High 'Failed Objects' in Server Replication report

Products

IT Management Suite

Issue/Introduction

You noticed that the "alert state" of high and it is causing you concern because you haven't noticed it before. The replication jobs had a high number of failed objects,

Alert State: High

Environment

ITMS 8.x

Cause

In the database is a table called Evt_NS_Hierarchy_Alert that keeps track of the alert status for each replication job. It tracks each replication job based upon SourceNS guid.

When the hierarchy topology view opens in the console, the spGetServerAlertStat runs for each node listed in the view.

DECLARE @AlertState__auto AS int;
EXECUTE spGetServerAlertState @ServerGuid='ca3aa222-f786-48bf-b93e-fa1940165b47', @AlertState=@AlertState__auto OUTPUT

sp_helptext spGetServerAlertState

SELECT MAX(AlertState) FROM Evt_NS_Hierarchy_Alert ha
INNER JOIN HierarchyNode hn ON ((ha.[DestinationNS] = hn.[ParentGuid] AND ha.[SourceNS] = hn.[ChildGuid]) OR
(ha.[DestinationNS] = hn.[ChildGuid] AND ha.[SourceNS] = hn.[ParentGuid]))
WHERE (ha.[SourceNS] = 'ca3aa222-f786-48bf-b93e-fa1940165b47') AND
(ha.[Latest] = 1) AND
(ha.[ValidUntilDate] >= GETUTCDATE())

spGetServerAlertState pulls the MAX Alert state from all replication jobs that ran within the last 24 hours.(ValidUntilDate is always exactly 24 hours from the time the alert was created in the Evt_NS_Hierarchy_Alert table)

This max alert state is what is displayed by the indicator in the console.

There are 4 alert states Low, medium, high and critical.

/// <summary>
        /// The alert state is unknown.
        /// </summary>
        Unknown = 0,

        /// <summary>
        /// Low-priority information that might not be important to the user. For example,
        /// replication has been completed between two servers in a Hierarchy structure.
        /// </summary>
        AlertLow = 1,

        /// <summary>
        /// Medium-priority information that does not need to be conveyed to the user
        /// immediately. For example, several items could not be replicated between two
        /// servers in a Hierarchy structure. 1% or less of items could not be replicated
        /// </summary>
        AlertMedium = 2,

        /// <summary>
        /// Important information that should be conveyed to the user as soon as possible.
        /// For example, 10% or more of items could not be replicated between two servers
        /// in a Hierarchy structure.
        /// </summary>
        AlertHigh = 3,

        /// <summary>
        /// Critical information that should be conveyed to the user immediately. For
        /// example a link could not be established between two servers within a Hierarchy
        /// structure.
        /// </summary>
        AlertCritical = 4

The status alerts for medium and high are calculated based upon the following code.

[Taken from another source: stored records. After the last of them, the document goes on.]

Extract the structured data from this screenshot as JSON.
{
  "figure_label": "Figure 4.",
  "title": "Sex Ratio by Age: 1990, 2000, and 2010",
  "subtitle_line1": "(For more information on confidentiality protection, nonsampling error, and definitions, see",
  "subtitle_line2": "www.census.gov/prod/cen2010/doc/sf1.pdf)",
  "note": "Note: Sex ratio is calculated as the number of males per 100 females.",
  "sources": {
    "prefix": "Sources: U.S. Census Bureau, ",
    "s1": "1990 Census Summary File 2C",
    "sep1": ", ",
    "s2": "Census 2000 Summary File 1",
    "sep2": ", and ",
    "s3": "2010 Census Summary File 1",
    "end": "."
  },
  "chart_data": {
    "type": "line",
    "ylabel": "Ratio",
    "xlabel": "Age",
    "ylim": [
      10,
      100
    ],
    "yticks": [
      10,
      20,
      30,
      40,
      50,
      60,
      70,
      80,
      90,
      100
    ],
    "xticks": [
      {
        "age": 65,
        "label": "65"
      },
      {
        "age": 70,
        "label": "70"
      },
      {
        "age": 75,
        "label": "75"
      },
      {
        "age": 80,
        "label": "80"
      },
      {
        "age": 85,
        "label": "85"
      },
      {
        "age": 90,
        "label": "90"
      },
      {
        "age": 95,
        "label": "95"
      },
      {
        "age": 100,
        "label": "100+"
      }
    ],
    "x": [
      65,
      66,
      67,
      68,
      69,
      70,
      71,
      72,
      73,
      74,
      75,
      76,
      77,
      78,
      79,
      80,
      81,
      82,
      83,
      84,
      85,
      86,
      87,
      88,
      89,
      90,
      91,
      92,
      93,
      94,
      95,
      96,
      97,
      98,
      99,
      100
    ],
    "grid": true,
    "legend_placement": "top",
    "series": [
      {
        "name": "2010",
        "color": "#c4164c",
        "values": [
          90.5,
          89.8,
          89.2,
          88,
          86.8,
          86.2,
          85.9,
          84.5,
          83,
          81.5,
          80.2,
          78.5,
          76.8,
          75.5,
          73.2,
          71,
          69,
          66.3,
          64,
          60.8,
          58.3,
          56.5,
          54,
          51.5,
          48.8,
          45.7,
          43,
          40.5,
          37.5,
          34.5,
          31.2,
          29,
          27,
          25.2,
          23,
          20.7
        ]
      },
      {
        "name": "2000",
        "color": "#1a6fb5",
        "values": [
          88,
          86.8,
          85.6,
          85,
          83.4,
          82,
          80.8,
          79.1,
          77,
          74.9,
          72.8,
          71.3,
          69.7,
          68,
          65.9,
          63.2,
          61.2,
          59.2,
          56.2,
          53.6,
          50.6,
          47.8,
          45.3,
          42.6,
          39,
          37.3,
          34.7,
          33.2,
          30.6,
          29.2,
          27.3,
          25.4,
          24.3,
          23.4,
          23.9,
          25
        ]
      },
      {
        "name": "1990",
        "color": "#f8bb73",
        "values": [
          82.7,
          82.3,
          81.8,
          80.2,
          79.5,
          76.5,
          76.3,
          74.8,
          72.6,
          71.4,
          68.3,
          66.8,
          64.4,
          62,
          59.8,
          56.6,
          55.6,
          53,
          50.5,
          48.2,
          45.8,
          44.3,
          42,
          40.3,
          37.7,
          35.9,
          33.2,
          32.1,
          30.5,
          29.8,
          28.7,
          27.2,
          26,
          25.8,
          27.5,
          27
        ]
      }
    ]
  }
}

failedReplicationPercentage = (status.FailedReplicationCount * 100) / status.TotalReplicationCount;

if (failedReplicationPercentage >= 10) HierarchyAlertState.AlertHigh,

if (failedReplicationPercentage >= 1) HierarchyAlertState.AlertMedium,

Resolution

The problem is, under most circumstances, that a high alert state is always going to be displayed because the ratio of failed items to the count of items replicated is always going to be high with a differential job and a differential job is most often always ran daily. The failures occur a majority of the time due the items not supporting replication. Either the item itself doesn't support replication, its class guid doesn't support replication, or the item's product doesn't support replication.

Examples of products that don't support replication are CMDB, Workflow, and Altiris Connector.

Items that are deleted but still have an entry in the ReplicationItemDependencyCache table will continue to attempt to replicate. Another scenario that adds to the list of failed replication items are Patch Management files. The Patch Management Import Data Replication for Windows replication rule replicates down the configured updates. The dependencies associated with these updates, including the associated file guids, get inserted into the ReplicationItemDependencyCache table but these file guids are configured as non-replicable because the files are actually pulled down as part of the PMImport process on the child SMPs.

Whenever replication runs, whether Patch Management updates need to replicate or not, their dependencies will attempt to replicate but will fail because of their non-replicable attributes.